Reflection from Jennifer

Since the start of the pandemic, it’s felt important to me to occasionally look at some online lists of names and faces of those we’ve lost to the virus. I didn’t want to just see the ever-growing number on the television screen and discount or dehumanize the enormity of our loss. I didn’t want to forget that every person lost is someone’s child, parent, friend, sibling, neighbor. Every person was loved.

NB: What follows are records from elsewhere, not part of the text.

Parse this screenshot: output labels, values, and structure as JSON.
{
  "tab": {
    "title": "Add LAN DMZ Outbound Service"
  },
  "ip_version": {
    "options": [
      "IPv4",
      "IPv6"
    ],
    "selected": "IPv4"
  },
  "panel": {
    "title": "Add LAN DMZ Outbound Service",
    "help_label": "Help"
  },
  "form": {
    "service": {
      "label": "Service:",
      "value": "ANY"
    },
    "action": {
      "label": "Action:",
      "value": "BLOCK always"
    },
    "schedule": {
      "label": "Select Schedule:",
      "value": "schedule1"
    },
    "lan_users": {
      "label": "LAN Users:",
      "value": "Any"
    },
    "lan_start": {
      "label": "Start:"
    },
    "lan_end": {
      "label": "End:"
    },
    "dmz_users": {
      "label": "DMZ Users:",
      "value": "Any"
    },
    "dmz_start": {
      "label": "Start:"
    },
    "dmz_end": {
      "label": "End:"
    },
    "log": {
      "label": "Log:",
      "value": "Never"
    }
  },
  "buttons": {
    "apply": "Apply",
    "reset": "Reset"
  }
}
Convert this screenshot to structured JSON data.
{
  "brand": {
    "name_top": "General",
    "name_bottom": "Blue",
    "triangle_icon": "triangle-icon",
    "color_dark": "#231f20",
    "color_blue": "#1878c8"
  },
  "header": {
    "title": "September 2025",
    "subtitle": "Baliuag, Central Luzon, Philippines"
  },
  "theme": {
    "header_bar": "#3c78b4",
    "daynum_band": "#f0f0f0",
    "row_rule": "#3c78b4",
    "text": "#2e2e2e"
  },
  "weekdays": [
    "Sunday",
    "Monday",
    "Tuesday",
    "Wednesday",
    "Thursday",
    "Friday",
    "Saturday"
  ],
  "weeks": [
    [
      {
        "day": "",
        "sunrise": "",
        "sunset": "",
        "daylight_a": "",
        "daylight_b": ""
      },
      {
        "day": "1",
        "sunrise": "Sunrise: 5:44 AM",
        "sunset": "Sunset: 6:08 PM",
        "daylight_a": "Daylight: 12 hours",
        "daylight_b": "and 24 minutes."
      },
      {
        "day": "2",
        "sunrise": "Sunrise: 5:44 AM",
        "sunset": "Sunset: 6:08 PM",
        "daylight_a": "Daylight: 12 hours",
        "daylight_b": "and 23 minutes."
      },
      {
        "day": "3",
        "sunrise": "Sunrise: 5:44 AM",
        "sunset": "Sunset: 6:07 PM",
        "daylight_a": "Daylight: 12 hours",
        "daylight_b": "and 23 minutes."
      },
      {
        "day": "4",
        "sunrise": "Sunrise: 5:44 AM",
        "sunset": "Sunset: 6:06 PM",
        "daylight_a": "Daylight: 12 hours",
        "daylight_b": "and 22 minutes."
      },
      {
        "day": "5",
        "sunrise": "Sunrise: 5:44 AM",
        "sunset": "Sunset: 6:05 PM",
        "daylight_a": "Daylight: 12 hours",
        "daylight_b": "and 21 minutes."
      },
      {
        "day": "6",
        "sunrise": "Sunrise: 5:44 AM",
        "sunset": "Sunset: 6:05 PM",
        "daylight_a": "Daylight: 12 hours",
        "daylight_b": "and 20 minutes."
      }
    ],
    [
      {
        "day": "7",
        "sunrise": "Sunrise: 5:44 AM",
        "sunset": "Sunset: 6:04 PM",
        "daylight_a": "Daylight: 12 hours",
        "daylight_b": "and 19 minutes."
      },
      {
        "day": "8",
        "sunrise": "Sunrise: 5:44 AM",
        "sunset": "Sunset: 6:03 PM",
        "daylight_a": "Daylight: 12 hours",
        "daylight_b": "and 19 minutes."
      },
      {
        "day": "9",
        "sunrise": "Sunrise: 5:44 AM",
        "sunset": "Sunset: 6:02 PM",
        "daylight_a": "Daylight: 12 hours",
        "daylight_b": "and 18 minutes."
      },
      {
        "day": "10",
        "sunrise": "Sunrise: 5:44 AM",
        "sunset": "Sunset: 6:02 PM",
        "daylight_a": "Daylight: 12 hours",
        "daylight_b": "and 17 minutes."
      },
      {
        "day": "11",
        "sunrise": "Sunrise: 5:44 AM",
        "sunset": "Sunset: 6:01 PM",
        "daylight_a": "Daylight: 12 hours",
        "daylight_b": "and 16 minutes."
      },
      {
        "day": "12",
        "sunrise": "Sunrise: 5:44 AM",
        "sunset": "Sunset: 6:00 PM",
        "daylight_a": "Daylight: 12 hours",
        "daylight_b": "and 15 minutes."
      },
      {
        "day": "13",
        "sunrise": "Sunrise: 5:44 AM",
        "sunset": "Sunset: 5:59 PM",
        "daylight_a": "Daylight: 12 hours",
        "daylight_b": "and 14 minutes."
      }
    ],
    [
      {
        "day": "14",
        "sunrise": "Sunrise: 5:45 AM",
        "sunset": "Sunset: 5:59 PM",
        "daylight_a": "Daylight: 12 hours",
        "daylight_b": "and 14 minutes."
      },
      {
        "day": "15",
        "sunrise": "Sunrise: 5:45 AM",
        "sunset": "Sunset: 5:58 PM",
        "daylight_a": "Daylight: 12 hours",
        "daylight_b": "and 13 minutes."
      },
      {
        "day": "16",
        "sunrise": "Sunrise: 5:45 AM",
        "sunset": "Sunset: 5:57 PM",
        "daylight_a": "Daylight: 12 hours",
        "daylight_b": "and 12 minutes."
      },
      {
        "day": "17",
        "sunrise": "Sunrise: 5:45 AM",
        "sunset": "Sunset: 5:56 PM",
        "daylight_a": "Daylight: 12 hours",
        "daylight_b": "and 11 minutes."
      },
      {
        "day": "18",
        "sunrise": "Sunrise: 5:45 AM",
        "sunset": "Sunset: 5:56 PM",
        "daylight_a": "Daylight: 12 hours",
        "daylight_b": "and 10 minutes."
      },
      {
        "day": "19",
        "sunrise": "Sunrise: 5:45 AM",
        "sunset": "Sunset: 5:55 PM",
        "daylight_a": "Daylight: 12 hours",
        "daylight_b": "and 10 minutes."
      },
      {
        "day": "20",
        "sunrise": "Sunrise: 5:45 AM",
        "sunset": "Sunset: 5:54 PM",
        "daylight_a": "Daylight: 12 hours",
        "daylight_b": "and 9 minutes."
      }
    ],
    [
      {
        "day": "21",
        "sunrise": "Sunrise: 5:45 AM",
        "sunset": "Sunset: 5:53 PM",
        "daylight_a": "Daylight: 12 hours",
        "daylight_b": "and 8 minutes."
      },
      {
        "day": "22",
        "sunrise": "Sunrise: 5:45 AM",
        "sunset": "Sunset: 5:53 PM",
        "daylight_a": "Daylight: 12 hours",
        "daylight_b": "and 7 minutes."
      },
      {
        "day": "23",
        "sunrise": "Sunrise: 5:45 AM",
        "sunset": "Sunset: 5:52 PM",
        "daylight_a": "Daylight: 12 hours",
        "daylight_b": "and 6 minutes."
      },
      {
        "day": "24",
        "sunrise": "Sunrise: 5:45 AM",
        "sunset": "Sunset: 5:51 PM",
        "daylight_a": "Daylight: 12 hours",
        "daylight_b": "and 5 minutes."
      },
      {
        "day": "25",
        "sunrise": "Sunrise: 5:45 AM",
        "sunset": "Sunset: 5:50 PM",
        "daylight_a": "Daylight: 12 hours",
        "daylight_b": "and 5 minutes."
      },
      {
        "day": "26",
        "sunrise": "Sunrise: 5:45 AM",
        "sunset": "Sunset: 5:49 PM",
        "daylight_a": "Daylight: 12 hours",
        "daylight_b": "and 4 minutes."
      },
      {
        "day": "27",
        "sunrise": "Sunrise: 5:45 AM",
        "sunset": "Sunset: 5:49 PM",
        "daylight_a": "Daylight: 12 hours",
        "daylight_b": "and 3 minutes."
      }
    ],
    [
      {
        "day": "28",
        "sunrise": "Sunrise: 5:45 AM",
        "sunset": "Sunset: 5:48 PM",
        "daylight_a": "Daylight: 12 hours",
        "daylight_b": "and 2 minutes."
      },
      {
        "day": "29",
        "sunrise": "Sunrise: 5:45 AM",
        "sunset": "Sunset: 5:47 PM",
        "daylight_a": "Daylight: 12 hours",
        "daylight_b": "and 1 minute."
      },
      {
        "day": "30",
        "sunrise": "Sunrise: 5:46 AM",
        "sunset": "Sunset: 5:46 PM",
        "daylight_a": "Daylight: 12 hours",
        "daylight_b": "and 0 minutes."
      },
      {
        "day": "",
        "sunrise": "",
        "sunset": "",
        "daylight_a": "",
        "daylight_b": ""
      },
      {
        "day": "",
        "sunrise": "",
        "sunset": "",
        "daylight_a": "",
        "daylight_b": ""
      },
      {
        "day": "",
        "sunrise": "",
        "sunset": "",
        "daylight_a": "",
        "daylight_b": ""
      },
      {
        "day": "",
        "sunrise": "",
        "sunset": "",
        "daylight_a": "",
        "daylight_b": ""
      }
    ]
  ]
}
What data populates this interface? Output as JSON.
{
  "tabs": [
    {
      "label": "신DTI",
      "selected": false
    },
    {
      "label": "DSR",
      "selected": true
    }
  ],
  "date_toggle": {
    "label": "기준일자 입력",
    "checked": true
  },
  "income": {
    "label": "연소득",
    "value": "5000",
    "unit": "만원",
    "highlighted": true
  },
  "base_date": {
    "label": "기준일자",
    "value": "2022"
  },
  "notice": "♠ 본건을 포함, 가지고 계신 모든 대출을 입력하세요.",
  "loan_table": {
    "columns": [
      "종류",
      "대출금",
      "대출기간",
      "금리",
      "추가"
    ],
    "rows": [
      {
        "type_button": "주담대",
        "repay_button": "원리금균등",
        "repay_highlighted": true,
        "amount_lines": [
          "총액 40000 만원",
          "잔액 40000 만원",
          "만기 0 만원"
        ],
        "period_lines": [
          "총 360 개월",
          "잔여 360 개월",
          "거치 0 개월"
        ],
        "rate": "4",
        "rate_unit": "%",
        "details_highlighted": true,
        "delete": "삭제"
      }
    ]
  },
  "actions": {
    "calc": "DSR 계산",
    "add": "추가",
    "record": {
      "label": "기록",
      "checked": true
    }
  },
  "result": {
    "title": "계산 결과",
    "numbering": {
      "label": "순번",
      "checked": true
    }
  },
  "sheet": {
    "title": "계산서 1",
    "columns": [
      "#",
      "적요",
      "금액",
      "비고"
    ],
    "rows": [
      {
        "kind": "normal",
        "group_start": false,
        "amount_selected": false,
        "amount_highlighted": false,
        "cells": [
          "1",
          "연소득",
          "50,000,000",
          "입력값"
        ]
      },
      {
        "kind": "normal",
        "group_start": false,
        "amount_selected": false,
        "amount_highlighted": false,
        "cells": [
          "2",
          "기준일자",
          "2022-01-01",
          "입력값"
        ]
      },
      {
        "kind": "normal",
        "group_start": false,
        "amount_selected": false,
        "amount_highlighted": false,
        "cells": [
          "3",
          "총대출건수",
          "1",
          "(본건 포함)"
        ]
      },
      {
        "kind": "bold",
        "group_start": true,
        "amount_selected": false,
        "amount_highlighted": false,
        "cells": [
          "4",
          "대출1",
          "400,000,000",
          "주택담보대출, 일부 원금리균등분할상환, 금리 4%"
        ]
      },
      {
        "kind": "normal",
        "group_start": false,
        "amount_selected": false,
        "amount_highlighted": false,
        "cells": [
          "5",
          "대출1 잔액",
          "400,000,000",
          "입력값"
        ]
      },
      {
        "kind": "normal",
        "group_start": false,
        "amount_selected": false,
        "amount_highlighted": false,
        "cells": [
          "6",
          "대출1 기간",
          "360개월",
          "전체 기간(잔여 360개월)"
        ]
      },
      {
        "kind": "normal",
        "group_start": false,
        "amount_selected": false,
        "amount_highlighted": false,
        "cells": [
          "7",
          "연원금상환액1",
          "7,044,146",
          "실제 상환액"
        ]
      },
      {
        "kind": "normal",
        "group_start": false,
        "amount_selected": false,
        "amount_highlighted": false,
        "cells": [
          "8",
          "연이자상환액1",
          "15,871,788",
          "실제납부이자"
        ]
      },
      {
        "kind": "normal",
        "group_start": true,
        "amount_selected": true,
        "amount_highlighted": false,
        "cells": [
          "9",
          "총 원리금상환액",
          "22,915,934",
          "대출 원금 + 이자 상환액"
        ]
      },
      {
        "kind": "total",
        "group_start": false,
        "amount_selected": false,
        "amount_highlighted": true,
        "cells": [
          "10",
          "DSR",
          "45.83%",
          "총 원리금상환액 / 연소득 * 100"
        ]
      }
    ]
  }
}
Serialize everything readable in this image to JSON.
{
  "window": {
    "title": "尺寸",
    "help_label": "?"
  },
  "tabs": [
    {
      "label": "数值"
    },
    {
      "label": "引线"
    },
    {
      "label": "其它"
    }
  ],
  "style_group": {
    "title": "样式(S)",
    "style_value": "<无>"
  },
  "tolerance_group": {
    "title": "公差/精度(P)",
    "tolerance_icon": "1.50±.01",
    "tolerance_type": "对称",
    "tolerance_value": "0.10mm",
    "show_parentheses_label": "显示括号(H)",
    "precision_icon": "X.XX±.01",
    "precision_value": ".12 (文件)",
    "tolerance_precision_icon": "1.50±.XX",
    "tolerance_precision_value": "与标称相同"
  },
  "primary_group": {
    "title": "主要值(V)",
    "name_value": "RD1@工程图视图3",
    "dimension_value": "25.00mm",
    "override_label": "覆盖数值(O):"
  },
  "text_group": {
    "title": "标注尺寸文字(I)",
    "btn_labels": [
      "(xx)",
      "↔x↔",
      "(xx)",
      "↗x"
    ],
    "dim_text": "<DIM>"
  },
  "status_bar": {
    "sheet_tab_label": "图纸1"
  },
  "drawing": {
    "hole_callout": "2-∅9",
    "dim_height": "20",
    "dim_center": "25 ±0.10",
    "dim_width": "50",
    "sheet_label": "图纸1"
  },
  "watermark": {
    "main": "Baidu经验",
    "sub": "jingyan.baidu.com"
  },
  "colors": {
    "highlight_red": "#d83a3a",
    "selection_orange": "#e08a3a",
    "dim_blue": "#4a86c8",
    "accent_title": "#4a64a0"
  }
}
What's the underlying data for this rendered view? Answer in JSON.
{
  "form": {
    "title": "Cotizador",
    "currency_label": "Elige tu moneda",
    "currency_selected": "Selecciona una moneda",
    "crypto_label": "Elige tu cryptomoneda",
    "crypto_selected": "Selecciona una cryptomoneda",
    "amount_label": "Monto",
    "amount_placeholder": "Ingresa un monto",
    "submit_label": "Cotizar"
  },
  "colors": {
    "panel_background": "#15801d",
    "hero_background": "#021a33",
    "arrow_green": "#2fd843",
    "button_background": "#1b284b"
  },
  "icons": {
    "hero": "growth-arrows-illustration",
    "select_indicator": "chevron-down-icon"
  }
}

Growing up, there was an unspoken rule in my family that after someone passed away, their name was never to be spoken again. Then a beloved cousin, Dorothy, died tragically in a car accident while on vacation in Italy. Vinny, her husband, refused to play by the rules. He kept her alive by always talking about her, every detail of her personality, her cooking, her clothing. We’d sit down to dinner and he might say, “Oh Dot would love this!” I was maybe 10 years old, and even then I knew that this wasn’t the appropriate behavior my family expected. I could just tell that my parents were uncomfortable hearing her name. But I remember it felt right, it felt brave. This sense always stayed with me, I knew Vinny was doing the right thing by saying her name.

I recently came across Henry Scott Holland’s “Death is Nothing At All.” Here’s a portion of the poem:

Death is nothing at all.
It does not count.
I have only slipped away into the next room.
Nothing has happened.
Everything remains exactly as it was.
I am I, and you are you,
And the old life that we lived so fondly together is untouched, unchanged.
Whatever we were to each other, that we are still.
Call me by my old familiar name
Speak of me in the easy way you always used.
Put no difference into your tone. […]
Play, smile, think of me, pray for me.
Let my name be ever the household word that it always was.
Let it be spoken without an effort, without the ghost of a shadow upon it.

I love this language of relationships continuing, of everything staying the same, of love going forward. This is what Vinny instinctively knew, that we should continue saying our loved ones’ names, that we should keep them alive not just in our hearts but with our voices, too.

Today I invite you to say the names of those you’ve loved and lost. Or maybe you’d like to spend some time online looking at the names and faces of those we’ve collectively lost from COVID, strangers we love just the same. Let’s say their names.